Пока девочка ходила в монументальное, белое, кубической формы здание, с шестью колоннами по фасаду, увенчанными шестью женскими статуями, все шло хорошо, но когда по окончании гимназии она поступила в Политехникум и вкусила свободной жизни студентов и студенток, она как‑то вся изменилась, стала нервной, легко возбудимой, разочарованной, капризной, временами озлобленной. Она остригла по моде свои прекрасные, густые, золотистые волосы. Появились карандаши для губ, цветная пудра для лица. Появились тонкие папиросы с золотыми мундштуками. В разговорах с матерью появился покровительственный тон. В нем то и дело звучало: «ты, мама, ничего не понимаешь».

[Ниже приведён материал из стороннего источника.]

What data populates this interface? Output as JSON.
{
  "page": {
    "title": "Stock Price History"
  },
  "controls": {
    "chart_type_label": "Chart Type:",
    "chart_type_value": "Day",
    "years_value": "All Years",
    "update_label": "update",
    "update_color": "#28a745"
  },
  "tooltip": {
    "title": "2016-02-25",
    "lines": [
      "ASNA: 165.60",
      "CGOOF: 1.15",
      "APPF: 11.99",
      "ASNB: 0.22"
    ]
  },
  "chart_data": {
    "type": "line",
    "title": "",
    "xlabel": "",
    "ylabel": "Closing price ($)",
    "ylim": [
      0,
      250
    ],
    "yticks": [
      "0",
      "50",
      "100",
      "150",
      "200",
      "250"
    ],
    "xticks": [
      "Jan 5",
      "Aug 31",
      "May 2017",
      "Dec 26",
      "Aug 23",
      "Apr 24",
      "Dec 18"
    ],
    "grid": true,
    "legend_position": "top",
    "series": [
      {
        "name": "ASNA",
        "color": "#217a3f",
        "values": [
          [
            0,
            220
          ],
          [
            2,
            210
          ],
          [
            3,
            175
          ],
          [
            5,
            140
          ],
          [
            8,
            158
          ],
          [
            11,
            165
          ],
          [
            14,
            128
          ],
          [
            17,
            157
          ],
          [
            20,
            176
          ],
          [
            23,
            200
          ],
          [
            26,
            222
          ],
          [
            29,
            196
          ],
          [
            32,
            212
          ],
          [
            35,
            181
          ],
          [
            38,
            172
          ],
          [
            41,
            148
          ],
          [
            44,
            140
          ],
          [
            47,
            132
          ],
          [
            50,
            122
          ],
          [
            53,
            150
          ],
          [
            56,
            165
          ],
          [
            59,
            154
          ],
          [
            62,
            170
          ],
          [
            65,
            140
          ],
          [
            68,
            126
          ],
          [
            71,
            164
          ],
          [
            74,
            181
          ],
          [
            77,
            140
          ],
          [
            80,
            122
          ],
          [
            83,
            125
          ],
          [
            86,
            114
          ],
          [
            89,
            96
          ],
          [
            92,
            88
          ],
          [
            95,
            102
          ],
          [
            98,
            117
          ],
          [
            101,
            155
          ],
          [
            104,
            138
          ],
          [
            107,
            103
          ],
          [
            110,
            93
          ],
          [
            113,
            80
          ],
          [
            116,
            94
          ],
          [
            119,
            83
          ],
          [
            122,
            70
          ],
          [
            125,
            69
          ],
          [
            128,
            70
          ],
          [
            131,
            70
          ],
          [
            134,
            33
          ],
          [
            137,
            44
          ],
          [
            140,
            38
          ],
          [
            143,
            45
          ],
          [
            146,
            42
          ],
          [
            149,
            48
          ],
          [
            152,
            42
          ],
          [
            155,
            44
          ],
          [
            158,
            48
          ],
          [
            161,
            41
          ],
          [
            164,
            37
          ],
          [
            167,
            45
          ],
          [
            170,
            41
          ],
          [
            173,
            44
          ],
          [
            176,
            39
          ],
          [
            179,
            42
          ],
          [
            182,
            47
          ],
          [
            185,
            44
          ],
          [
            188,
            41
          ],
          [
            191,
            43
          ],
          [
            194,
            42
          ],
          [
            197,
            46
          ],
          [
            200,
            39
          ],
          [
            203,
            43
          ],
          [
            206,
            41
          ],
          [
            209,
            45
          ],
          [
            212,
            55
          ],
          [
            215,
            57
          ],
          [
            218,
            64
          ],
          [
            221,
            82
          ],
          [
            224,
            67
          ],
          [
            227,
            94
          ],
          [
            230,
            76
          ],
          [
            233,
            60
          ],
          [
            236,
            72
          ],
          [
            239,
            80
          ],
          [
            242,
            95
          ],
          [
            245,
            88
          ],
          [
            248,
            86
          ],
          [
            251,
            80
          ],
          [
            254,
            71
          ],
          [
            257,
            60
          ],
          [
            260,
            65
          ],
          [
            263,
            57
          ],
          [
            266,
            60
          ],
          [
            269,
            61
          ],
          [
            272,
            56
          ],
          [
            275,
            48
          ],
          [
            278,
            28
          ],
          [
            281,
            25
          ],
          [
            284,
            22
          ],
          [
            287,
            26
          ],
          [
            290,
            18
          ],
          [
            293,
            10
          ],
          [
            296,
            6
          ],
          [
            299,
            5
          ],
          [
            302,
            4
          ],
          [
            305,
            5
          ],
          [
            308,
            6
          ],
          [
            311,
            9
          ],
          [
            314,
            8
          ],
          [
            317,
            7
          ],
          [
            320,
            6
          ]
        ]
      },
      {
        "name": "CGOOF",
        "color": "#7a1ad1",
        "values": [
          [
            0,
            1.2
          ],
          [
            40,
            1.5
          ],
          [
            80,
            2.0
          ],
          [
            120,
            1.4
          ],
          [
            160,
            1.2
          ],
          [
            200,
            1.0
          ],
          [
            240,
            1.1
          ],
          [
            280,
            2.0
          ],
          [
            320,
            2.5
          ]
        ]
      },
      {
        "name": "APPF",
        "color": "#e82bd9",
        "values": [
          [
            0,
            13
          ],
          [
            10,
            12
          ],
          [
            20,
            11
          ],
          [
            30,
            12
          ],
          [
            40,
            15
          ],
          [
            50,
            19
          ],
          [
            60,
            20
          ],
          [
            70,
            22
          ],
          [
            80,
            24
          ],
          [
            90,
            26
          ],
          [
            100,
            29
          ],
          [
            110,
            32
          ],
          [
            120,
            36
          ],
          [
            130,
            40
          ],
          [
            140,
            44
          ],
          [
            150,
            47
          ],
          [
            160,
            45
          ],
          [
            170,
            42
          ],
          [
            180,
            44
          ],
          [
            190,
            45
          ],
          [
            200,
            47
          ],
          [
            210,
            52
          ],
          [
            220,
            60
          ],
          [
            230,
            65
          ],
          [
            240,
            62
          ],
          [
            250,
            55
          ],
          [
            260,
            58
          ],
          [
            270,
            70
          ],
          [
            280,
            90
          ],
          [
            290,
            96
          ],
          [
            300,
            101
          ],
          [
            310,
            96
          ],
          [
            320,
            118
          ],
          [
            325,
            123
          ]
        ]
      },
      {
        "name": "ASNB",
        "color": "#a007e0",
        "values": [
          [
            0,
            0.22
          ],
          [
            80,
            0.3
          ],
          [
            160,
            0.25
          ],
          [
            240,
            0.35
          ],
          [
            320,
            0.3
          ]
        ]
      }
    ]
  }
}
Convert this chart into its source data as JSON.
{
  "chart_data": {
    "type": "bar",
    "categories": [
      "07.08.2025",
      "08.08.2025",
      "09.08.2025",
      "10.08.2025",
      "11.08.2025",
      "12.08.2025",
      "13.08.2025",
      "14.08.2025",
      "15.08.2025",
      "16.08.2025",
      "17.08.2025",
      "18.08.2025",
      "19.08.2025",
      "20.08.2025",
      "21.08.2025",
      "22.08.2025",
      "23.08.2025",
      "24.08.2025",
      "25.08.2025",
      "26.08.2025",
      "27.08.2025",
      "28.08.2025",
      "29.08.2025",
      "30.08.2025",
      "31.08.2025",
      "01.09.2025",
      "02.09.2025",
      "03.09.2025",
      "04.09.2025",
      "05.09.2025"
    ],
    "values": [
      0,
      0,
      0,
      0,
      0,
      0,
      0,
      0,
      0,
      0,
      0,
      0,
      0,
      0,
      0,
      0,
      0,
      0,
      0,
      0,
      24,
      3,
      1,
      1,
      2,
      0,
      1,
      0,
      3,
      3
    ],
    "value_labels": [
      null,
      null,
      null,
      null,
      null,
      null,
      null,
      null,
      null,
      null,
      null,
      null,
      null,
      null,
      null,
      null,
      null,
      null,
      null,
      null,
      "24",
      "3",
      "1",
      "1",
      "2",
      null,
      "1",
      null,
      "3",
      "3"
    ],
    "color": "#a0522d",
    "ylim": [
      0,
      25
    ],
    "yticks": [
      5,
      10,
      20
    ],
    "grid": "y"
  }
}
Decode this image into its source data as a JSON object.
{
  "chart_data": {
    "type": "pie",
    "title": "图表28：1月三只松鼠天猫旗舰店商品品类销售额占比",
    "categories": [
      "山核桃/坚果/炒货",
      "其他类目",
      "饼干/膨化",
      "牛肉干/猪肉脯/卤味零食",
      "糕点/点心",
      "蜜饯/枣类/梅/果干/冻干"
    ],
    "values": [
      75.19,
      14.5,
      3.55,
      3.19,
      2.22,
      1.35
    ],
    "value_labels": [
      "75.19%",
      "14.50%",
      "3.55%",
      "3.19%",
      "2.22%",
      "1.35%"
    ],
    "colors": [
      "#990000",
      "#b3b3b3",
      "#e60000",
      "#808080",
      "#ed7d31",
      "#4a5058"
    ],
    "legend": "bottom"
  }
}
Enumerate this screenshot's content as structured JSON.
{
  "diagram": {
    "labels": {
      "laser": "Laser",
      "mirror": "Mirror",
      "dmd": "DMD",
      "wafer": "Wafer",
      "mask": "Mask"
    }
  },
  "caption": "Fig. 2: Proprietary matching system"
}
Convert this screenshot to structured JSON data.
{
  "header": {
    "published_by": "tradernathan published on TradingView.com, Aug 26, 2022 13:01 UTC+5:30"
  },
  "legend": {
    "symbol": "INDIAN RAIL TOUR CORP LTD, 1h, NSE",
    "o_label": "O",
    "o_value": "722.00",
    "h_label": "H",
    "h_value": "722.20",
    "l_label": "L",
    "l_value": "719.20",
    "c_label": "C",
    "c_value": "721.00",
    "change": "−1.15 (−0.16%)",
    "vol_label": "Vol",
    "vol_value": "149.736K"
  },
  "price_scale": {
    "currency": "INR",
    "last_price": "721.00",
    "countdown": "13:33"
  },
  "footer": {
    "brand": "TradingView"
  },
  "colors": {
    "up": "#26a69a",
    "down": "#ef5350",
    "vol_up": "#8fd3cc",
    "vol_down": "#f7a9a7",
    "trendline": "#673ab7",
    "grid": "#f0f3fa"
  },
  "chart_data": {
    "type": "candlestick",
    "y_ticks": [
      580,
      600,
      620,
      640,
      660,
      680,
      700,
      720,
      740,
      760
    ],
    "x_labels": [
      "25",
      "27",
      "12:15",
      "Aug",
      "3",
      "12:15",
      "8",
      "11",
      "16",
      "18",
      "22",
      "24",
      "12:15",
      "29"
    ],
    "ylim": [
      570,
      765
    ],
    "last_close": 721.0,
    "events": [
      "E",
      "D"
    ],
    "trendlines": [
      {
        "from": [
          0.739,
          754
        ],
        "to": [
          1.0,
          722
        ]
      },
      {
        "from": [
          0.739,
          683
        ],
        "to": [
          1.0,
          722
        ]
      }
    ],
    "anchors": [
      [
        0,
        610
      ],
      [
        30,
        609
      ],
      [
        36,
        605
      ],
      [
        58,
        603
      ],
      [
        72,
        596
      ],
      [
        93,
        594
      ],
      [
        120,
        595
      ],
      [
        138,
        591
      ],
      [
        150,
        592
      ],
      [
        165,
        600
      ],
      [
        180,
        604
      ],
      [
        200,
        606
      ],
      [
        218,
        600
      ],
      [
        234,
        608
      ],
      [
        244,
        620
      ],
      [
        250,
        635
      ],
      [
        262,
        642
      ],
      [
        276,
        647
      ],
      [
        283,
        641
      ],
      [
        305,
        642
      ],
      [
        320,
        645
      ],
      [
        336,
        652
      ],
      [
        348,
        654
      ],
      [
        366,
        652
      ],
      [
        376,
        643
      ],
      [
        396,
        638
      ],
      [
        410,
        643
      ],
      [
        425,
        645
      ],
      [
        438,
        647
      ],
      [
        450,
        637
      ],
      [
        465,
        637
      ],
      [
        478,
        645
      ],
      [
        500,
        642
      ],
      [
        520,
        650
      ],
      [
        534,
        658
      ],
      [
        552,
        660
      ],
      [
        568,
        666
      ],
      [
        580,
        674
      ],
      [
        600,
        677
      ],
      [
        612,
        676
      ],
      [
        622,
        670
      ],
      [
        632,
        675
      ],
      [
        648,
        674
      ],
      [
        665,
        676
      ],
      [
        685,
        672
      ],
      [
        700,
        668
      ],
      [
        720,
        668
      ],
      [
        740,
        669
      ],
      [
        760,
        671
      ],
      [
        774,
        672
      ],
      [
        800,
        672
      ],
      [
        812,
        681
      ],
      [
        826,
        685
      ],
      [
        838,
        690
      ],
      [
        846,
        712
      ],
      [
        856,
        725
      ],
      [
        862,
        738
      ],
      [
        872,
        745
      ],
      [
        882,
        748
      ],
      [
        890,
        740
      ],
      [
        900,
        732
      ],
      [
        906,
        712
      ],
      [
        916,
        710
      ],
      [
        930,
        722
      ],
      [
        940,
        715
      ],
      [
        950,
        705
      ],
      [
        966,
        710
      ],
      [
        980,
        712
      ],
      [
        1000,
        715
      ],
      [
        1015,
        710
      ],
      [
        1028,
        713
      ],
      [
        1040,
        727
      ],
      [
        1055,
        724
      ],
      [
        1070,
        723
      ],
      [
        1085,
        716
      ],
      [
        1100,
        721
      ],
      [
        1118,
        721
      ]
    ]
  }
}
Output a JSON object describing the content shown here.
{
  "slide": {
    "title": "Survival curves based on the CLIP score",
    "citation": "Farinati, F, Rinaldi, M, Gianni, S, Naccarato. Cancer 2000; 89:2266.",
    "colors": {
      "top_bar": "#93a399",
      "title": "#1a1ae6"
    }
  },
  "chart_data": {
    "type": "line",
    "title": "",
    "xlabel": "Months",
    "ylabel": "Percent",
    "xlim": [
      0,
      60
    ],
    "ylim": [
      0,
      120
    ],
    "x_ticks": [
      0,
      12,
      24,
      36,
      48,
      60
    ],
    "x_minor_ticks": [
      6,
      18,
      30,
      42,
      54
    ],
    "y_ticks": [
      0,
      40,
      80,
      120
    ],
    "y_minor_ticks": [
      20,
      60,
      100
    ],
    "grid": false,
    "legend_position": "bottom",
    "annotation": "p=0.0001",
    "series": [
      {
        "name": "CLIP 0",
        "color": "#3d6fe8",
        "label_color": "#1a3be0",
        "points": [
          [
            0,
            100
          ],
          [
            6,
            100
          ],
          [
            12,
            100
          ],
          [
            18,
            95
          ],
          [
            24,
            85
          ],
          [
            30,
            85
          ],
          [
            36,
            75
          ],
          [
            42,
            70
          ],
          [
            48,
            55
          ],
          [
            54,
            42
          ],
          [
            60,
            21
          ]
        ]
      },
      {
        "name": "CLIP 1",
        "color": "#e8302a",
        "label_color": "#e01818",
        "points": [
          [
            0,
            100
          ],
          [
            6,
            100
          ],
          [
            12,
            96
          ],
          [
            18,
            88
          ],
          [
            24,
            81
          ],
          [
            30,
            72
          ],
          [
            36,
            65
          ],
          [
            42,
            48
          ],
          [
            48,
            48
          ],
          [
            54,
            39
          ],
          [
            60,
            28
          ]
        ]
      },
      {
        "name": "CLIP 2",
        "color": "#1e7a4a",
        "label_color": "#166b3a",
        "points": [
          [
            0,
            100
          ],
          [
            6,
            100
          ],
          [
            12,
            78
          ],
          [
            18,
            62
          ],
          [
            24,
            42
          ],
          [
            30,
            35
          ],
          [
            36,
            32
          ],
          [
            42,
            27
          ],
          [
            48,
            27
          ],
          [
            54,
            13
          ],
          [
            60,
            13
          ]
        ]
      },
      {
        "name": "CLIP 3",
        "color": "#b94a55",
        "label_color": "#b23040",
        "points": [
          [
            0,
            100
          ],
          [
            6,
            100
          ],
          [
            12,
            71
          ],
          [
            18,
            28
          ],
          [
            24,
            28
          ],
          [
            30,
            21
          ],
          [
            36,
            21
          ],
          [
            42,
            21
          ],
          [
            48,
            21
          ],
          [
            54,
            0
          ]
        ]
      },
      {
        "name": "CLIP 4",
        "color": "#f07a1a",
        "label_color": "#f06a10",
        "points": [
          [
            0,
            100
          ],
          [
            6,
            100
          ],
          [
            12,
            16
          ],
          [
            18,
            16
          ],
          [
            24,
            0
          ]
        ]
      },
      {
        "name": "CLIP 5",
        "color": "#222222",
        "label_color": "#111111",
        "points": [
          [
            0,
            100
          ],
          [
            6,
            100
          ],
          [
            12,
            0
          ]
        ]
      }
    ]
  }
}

Что особенно заботило и печалило Тамару Дмитриевну, это был рано развившийся в ее дочери скептицизм, равнодушие к религии. Она боялась, что за этим придет и сухой карьеризм, сгубивший отца Светланы.

Тамара Дмитриевна была очень рада, когда в их город приехал старый генерал Ядринцев с сыном Владимиром, и еще более рада, когда заметила, какое сильное впечатление произвела на Владимира Ядринцева Светлана. Мать с удовольствием глядела на начавшееся, нежное, стариной отзывающее ухаживание молодого Ядринцева.

Ближайшей подругой Светланы была Ольга Вонсович, русская, сибирячка по матери, дочь русского поляка, всю жизнь прослужившего в русской армии, в Сибири, и убитого в боях под Варшавой. И Ольга и ее брат Глеб были оба такими русскими, что Тамара Дмитриевна знала, что Светлана с ними не ополячится. Кроме сестры и брата Вонсович, часто бывали со Светланой Стае Замбровский, влюбленный в Ольгу, ярый поляк, и Ляпочка Николаева. Все это была хорошая, неиспорченная молодежь с точки зрения Тамары Дмитриевны. Беда была только в том, что сходились они чаще всего у Подбельского. Что мог им дать, молодым и несложившимся, лепким, как воск, этот пожилой человек? Что он такое? Оккультист… Йог… Быть может – масон… Не дай бог, сатанист… О тайном культе Сатаны в городе поговаривали… Называли имена… Тамара Дмитриевна за работой мало что знала, но слышала о каких‑то таинственных сборищах, о ксендзах, лишенных благодати. Среди приводимых в связи с этим имен называли и Подбельского. Тамара Дмитриевна боялась за дочь. Слишком впечатлительна и болезненно‑восприимчива была Светлана. Ей так легко было увлечься…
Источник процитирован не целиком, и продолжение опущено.